Genetically engineered mosquitoes in the U.S. Issue Brief,
Friends of the Earth, Washington DC, http://www.biosafety-info.net/file_dir/21277023124f348b11ef3c4.pdf
“Road test for genetically modified mosquitoes”, Todd Shelly
& Don McInnis, (News and Views), Nature Biotechnology 2011, 29, 984-5.
statement in response to NGO allegations. Press release, 12 January, http://www.oxitec.com/2012/01/press-release-oxitec-statement-in-response-to-ngo-allegations/#more-3170
9. Harris, AF, Nimmo D, McKenny AR, Kelly N, Scaife S Donnelly CA,
Beech C, Petrie WD and Alphey L. Field performance of engineered male
mosquitoes. Nature biotechnology 2011, 29, 1034-9.

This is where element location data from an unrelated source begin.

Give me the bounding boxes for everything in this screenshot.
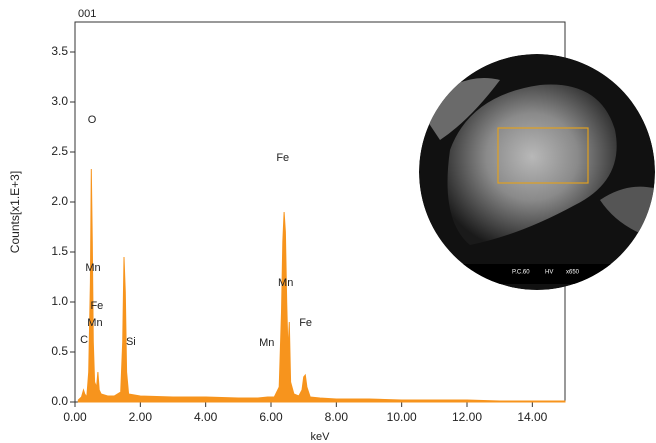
x-tick-label: 10.00 — [387, 410, 417, 424]
x-tick-label: 12.00 — [452, 410, 482, 424]
peak-label: Si — [126, 336, 136, 348]
peak-label: Fe — [90, 300, 103, 312]
peak-label: Mn — [278, 277, 293, 289]
peak-label: Mn — [87, 317, 102, 329]
inset-label: HV — [545, 270, 553, 276]
info-bar — [420, 264, 656, 284]
chart-title: 001 — [78, 8, 96, 20]
y-tick-label: 3.0 — [51, 94, 68, 108]
sem-inset: P.C.60 HV x650 — [419, 54, 656, 290]
y-tick-label: 1.0 — [51, 294, 68, 308]
peak-label: Mn — [259, 337, 274, 349]
x-tick-label: 8.00 — [325, 410, 349, 424]
inset-label: P.C.60 — [512, 270, 530, 276]
peak-label: Fe — [276, 152, 289, 164]
y-tick-label: 0.0 — [51, 394, 68, 408]
x-tick-label: 4.00 — [194, 410, 218, 424]
y-tick-label: 0.5 — [51, 344, 68, 358]
peak-label: Fe — [299, 317, 312, 329]
y-tick-label: 1.5 — [51, 244, 68, 258]
inset-label: x650 — [566, 270, 580, 276]
peak-label: O — [88, 114, 97, 126]
x-tick-label: 6.00 — [259, 410, 283, 424]
y-tick-label: 2.0 — [51, 194, 68, 208]
x-tick-label: 14.00 — [517, 410, 547, 424]
y-tick-label: 2.5 — [51, 144, 68, 158]
chart: 001 keV Counts[x1.E+3] 0.0 0.5 1.0 1.5 2.0 2.… — [0, 0, 656, 443]
y-axis-label: Counts[x1.E+3] — [8, 171, 22, 253]
peak-label: C — [80, 334, 88, 346]
x-axis-label: keV — [311, 431, 331, 443]
x-tick-label: 0.00 — [63, 410, 87, 424]
y-tick-label: 3.5 — [51, 44, 68, 58]
x-tick-label: 2.00 — [129, 410, 153, 424]
peak-label: Mn — [85, 262, 100, 274]
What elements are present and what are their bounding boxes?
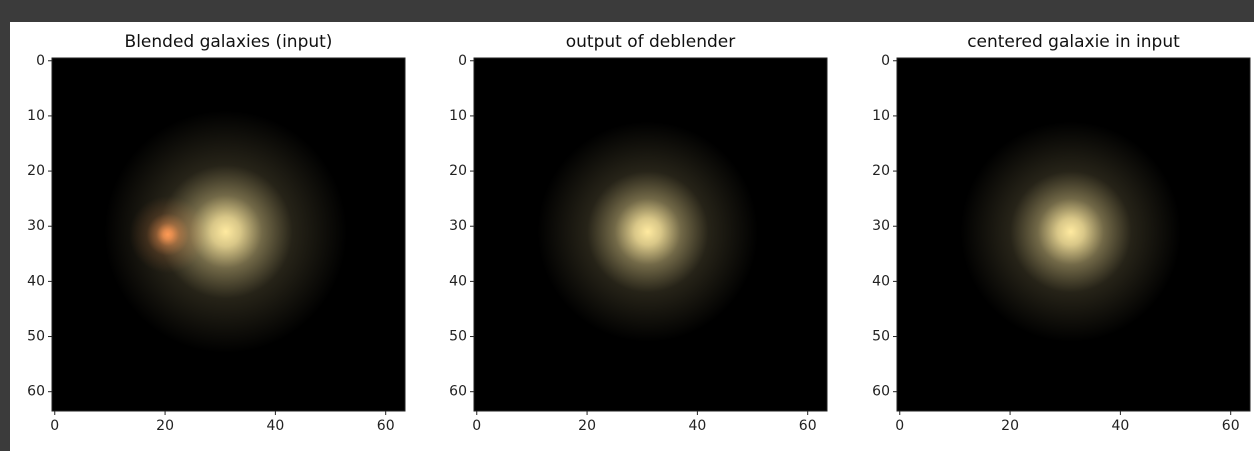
y-tick-label: 20 [27, 163, 45, 179]
y-tick-label: 0 [881, 53, 890, 69]
x-tick-label: 20 [1001, 418, 1019, 434]
x-tick-label: 0 [50, 418, 59, 434]
galaxy [537, 121, 759, 343]
y-tick-label: 50 [872, 329, 890, 345]
panel-title: Blended galaxies (input) [125, 32, 333, 52]
galaxy [129, 195, 207, 274]
y-tick-label: 60 [27, 384, 45, 400]
figure: Blended galaxies (input) 0 20 40 60 0 10 20 30 40… [27, 32, 1251, 434]
image-content [537, 121, 759, 343]
y-tick-label: 0 [458, 53, 467, 69]
panel-title: output of deblender [566, 32, 736, 52]
y-tick-label: 40 [872, 273, 890, 289]
y-tick-label: 30 [872, 218, 890, 234]
x-tick-label: 40 [266, 418, 284, 434]
y-tick-label: 10 [872, 108, 890, 124]
y-tick-label: 50 [27, 329, 45, 345]
x-tick-label: 20 [578, 418, 596, 434]
y-tick-label: 60 [872, 384, 890, 400]
y-tick-label: 40 [27, 273, 45, 289]
image-frame [51, 57, 406, 412]
x-tick-label: 20 [156, 418, 174, 434]
x-tick-label: 40 [1111, 418, 1129, 434]
x-tick-label: 60 [377, 418, 395, 434]
x-tick-label: 0 [472, 418, 481, 434]
image-content [104, 110, 348, 354]
panel-title: centered galaxie in input [967, 32, 1180, 52]
galaxy [960, 121, 1182, 343]
x-tick-label: 60 [799, 418, 817, 434]
y-tick-label: 20 [872, 163, 890, 179]
image-panel: centered galaxie in input 0 20 40 60 0 10 20 30 4… [872, 32, 1251, 434]
y-tick-label: 50 [449, 329, 467, 345]
image-frame [896, 57, 1251, 412]
image-panel: output of deblender 0 20 40 60 0 10 20 30 40 50 60 [449, 32, 828, 434]
y-tick-label: 60 [449, 384, 467, 400]
y-tick-label: 40 [449, 273, 467, 289]
notebook-output: Blended galaxies (input) 0 20 40 60 0 10 20 30 40… [10, 22, 1254, 451]
y-tick-label: 30 [27, 218, 45, 234]
x-tick-label: 60 [1222, 418, 1240, 434]
y-tick-label: 0 [36, 53, 45, 69]
image-frame [473, 57, 828, 412]
y-tick-label: 10 [449, 108, 467, 124]
y-tick-label: 30 [449, 218, 467, 234]
y-tick-label: 20 [449, 163, 467, 179]
x-tick-label: 40 [688, 418, 706, 434]
x-tick-label: 0 [895, 418, 904, 434]
y-tick-label: 10 [27, 108, 45, 124]
image-content [960, 121, 1182, 343]
image-panel: Blended galaxies (input) 0 20 40 60 0 10 20 30 40… [27, 32, 406, 434]
galaxy [104, 110, 348, 354]
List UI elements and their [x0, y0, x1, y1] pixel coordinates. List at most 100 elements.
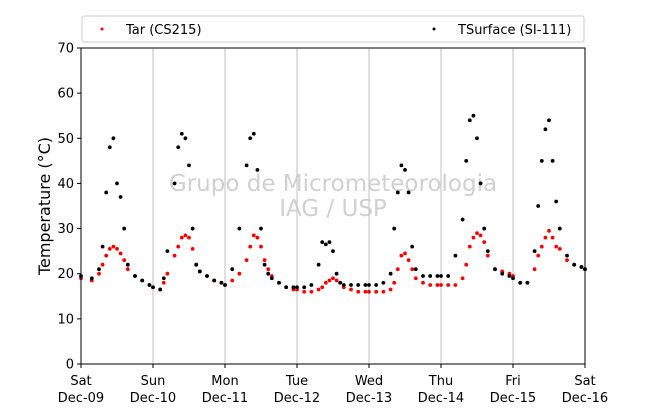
data-point [309, 289, 314, 294]
data-point [421, 280, 425, 285]
data-point [327, 240, 332, 245]
data-point [187, 235, 191, 240]
data-point [97, 271, 101, 276]
data-point [266, 271, 271, 276]
y-tick-label: 40 [57, 177, 74, 192]
data-point [197, 269, 202, 274]
x-tick-label-day: Wed [355, 374, 383, 389]
data-point [464, 262, 469, 267]
data-point [388, 271, 393, 276]
x-tick-label-day: Fri [505, 374, 521, 389]
legend-box [81, 15, 585, 43]
data-point [176, 244, 181, 249]
data-point [125, 267, 130, 272]
y-axis-label: Temperature (°C) [35, 137, 54, 276]
series-tsurface [79, 113, 587, 292]
data-point [367, 289, 371, 294]
data-point [147, 283, 152, 287]
data-point [165, 249, 170, 254]
data-point [536, 253, 541, 258]
data-point [323, 280, 328, 285]
y-tick-label: 50 [57, 132, 74, 147]
data-point [140, 278, 145, 283]
data-point [269, 276, 274, 281]
data-point [388, 287, 393, 292]
data-point [554, 244, 559, 249]
watermark-line-1: Grupo de Micrometeorologia [169, 171, 497, 197]
data-point [320, 240, 325, 245]
data-point [302, 289, 307, 294]
legend-marker-tsurface [432, 27, 436, 31]
data-point [572, 262, 577, 267]
data-point [467, 244, 472, 249]
data-point [349, 283, 353, 287]
data-point [532, 249, 537, 254]
data-point [161, 280, 166, 285]
data-point [89, 276, 94, 281]
data-point [212, 278, 217, 283]
data-point [341, 283, 346, 287]
data-point [100, 262, 105, 267]
data-series [79, 113, 587, 294]
grid-lines [152, 48, 514, 364]
data-point [518, 280, 523, 285]
data-point [183, 233, 188, 238]
data-point [493, 267, 497, 272]
x-tick-label-date: Dec-11 [202, 391, 248, 406]
data-point [338, 280, 343, 285]
x-tick-label-date: Dec-12 [274, 391, 320, 406]
data-point [579, 265, 584, 269]
data-point [410, 244, 415, 249]
data-point [543, 127, 548, 132]
data-point [255, 167, 260, 172]
data-point [277, 280, 281, 285]
data-point [284, 285, 289, 290]
data-point [482, 240, 487, 245]
x-tick-label-day: Tue [285, 374, 308, 389]
x-tick-label-date: Dec-16 [562, 391, 608, 406]
data-point [413, 276, 418, 281]
data-point [421, 274, 425, 278]
legend-label-tar: Tar (CS215) [125, 23, 202, 38]
data-point [331, 276, 335, 281]
data-point [187, 163, 191, 168]
data-point [172, 253, 177, 258]
data-point [331, 249, 335, 254]
data-point [115, 181, 119, 186]
data-point [403, 167, 407, 172]
x-tick-label-date: Dec-09 [58, 391, 104, 406]
data-point [295, 285, 299, 290]
x-tick-label-day: Sat [574, 374, 595, 389]
legend: Tar (CS215) TSurface (SI-111) [81, 15, 585, 43]
data-point [100, 244, 105, 249]
data-point [446, 283, 451, 287]
data-point [471, 113, 476, 118]
data-point [349, 287, 353, 292]
data-point [392, 226, 397, 231]
y-tick-label: 30 [57, 222, 74, 237]
x-axis-ticks: Sat Dec-09 Sun Dec-10 Mon Dec-11 Tue Dec-12 Wed D… [58, 364, 608, 406]
y-tick-label: 0 [66, 358, 74, 373]
data-point [464, 158, 469, 163]
data-point [403, 251, 407, 256]
x-tick-label-day: Thu [428, 374, 453, 389]
data-point [190, 246, 195, 251]
x-tick-label-date: Dec-15 [490, 391, 536, 406]
y-tick-label: 20 [57, 267, 74, 282]
data-point [439, 283, 443, 287]
data-point [399, 163, 404, 168]
data-point [356, 289, 361, 294]
data-point [356, 283, 361, 287]
data-point [381, 280, 386, 285]
x-tick-label-date: Dec-10 [130, 391, 176, 406]
y-axis-ticks: 0 10 20 30 40 50 60 70 [57, 42, 81, 373]
data-point [165, 271, 170, 276]
data-point [323, 242, 328, 247]
data-point [395, 190, 400, 195]
data-point [557, 246, 562, 251]
data-point [158, 287, 163, 292]
plot-frame [80, 47, 586, 365]
data-point [219, 280, 224, 285]
data-point [453, 283, 458, 287]
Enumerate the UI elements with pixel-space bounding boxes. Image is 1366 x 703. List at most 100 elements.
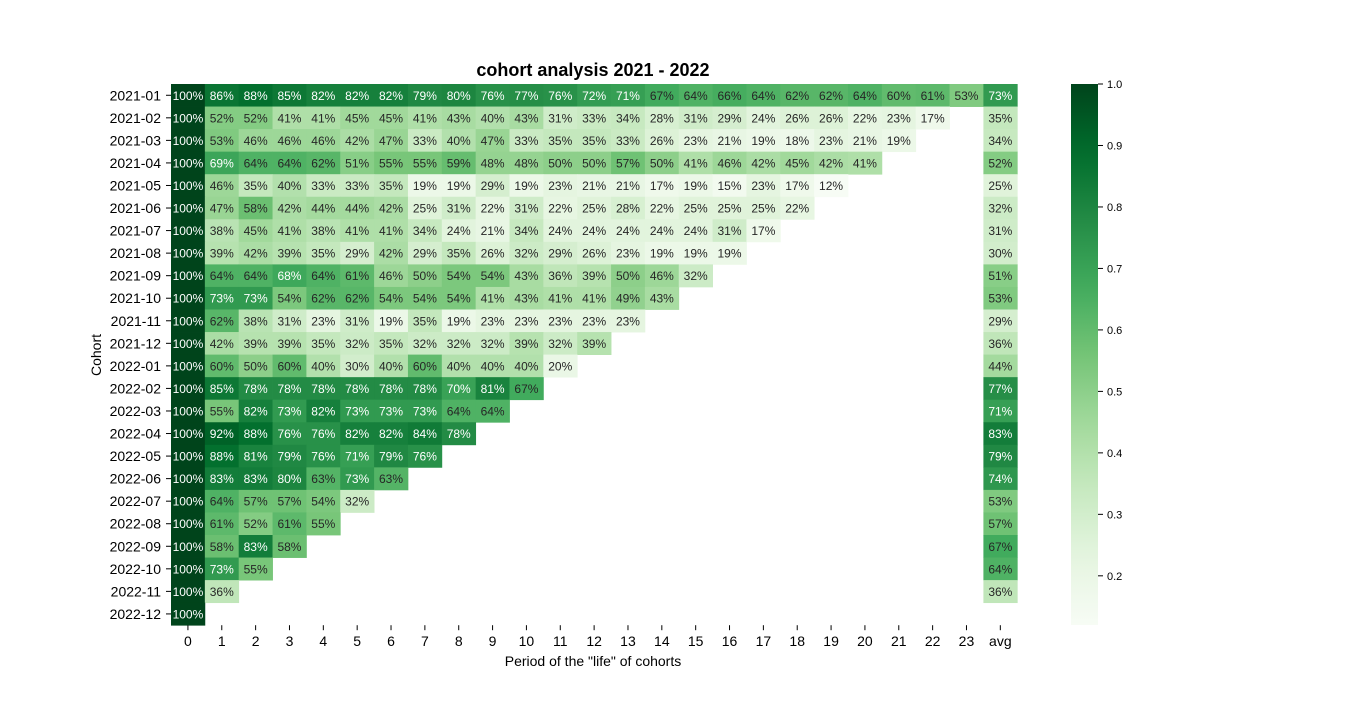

Fraser Jr MJ. Insect transgenesis: current applications and future
prospects. Ann Rev Entomol 2012, 57, 267-89.
Franz AW, Sanchez-Vargas I, Piper J, et al. Stability
and loss of a virus resistance phenotype over time in transgenic mosquitoes
harbouring an antiviral effector gene. Insect Mol. Biol. 2009,
Ho MW Terminator insects give wings to genome invaders. ISIS Report, 19
March 2001, http://www.i-sis.org.uk/terminsects-pr.php
Ho MW. Non-transgenic mosquitoes to combat dengue. Science
in Society 54 (to appear) 2012.
There are 3 comments on this article so far. Add your comment
|Todd Millions Comment left 11th March 2012 09:09:09|
I can't restrain from asking-As well as the transpond leaks,has oxitec/epa quango completed their survey showing no background levels of tetracycline ozze from the swamp water bacterial culture that the drug was origianaly developed from?I await such biblical works of fiction with-quivering anticipation.
|henrymark101 Comment left 19th April 2013 09:09:05|
Nice title of the post as well as content on Transgenic Mosquitoes.
I like your post and the content that i want to get.
Thanks for the sharing.
You just describe the topics are wonderful and more useful topic is the insect technologies.
We hope that we will get more from you...!!!
|Alice Br Comment left 31st January 2016 07:07:33|
You do realize that this article explains why all the babies with missing frontal lobes are being born is area where these mosquitoes have been released. Its not the Zika virus its the tTA protein gene expression kill switch in the mosquito. The author of this article was right.